A healthy immune system defends the body against illness by attacking unfamiliar bacteria and viruses. An autoimmune disorder is a condition that causes a person’s immune system to attack otherwise healthy body tissue and cells as if they were harmful and infectious elements. Although there are over 80 different types of autoimmune disorders, some of the most common include psoriasis, multiple sclerosis, lupus, rheumatoid arthritis, and vasculitis.

 Although the causes of autoimmune disorder remain unknown, there are many theories including different bacteria and viruses, drug interactions, and other chemical and environmental factors.
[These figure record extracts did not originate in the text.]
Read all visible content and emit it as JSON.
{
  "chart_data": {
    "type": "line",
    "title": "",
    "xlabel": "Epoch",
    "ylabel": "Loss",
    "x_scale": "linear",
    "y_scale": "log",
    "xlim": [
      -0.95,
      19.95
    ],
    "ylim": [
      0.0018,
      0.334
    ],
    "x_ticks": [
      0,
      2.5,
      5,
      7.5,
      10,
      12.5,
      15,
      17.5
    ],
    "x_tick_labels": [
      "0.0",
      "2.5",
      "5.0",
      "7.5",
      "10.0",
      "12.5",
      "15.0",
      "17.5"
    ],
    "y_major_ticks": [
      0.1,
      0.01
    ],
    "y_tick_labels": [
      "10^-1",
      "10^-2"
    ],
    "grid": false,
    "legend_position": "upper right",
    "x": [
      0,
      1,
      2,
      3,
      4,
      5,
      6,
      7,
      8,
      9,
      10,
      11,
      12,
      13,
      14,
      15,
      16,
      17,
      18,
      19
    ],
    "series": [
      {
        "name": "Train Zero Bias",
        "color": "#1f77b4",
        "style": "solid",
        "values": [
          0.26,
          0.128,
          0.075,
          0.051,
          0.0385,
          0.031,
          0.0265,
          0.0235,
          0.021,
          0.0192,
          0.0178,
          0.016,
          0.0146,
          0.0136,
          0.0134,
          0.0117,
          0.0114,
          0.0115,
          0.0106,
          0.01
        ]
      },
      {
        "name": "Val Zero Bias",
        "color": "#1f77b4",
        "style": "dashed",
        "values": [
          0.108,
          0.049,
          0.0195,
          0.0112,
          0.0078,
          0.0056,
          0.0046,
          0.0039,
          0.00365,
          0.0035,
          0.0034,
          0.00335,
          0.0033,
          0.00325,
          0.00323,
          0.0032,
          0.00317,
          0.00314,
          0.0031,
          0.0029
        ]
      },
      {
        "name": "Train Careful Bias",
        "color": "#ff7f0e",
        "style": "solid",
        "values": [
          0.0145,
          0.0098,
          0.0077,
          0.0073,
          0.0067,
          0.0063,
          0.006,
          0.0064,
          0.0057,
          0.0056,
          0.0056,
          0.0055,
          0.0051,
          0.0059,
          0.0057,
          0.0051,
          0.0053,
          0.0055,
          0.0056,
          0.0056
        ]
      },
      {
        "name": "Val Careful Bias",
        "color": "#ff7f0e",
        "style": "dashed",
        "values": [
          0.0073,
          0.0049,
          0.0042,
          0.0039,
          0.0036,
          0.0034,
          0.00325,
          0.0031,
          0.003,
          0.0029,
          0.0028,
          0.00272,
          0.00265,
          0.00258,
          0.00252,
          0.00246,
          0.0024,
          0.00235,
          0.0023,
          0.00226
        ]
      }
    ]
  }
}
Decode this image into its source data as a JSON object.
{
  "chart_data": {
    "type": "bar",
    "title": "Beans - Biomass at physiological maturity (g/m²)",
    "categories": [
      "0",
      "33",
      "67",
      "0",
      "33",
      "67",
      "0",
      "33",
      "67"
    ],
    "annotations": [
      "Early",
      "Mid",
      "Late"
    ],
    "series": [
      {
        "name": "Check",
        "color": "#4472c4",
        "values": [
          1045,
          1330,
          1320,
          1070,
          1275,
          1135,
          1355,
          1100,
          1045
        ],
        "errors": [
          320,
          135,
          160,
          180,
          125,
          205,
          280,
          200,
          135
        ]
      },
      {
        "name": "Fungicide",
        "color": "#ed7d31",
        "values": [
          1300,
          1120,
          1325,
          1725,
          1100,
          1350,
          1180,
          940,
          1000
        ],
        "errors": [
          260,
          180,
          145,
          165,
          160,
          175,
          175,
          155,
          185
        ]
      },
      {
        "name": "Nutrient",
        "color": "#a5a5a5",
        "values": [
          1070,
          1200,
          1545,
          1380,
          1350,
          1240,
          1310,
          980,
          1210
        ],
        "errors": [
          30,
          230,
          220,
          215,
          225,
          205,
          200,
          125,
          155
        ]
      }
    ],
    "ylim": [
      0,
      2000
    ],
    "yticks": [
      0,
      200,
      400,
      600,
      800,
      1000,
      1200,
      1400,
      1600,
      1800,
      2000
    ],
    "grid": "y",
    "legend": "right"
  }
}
Psoriasis is a skin condition that is caused by overactive T-cells that, instead of fighting off infections, attack the skin cells and cause the skin to have a dry and scaly appearance. Psoriasis outbreaks can be triggered by stress, cold weather, skin irritations such as bug bites and sunburns, and even infections in other parts of the body.

Multiple Sclerosis

Multiple sclerosis is caused when the immune system attacks the protective coat around nerve fibers. This protective fatty coat, known as myelin, protects nerves, keeps them insulated, and ensures that they function properly. Messages transmitted through nerve pathways are disrupted and blocked as a result of myelin deterioration, resulting in the symptoms commonly associated with multiple sclerosis.


 The causes of lupus are unknown, but it is believed that genetics and environmental factors are the main causes of it. Lupus may appear in someone with a predisposition for it when they come into contact with an environmental trigger. Some potential triggers include exposure to sunlight, certain types of infections, and certain anti-seizure medications, blood pressure medications and antibiotics.

 Rheumatoid Arthritis

Rheumatoid arthritis destroys cartilage and bone, as well as stretches and weakens ligaments and tendons. This happens immune system attacks the lining of the membranes that surround your joints, called synovium, and causes inflammation. The causes for rheumatoid arthritis are unknown, but it is believe that environmental factors trigger the disease. 


Vasculitis, also known as angiitis and arteritis, is when the walls of blood vessels weaken, thicken, narrow, and scar. These changes restrict blood flow and create damage to organs and tissue. There are several types of vasculitis that can affect either one or multiple organs and can either be long term or short term.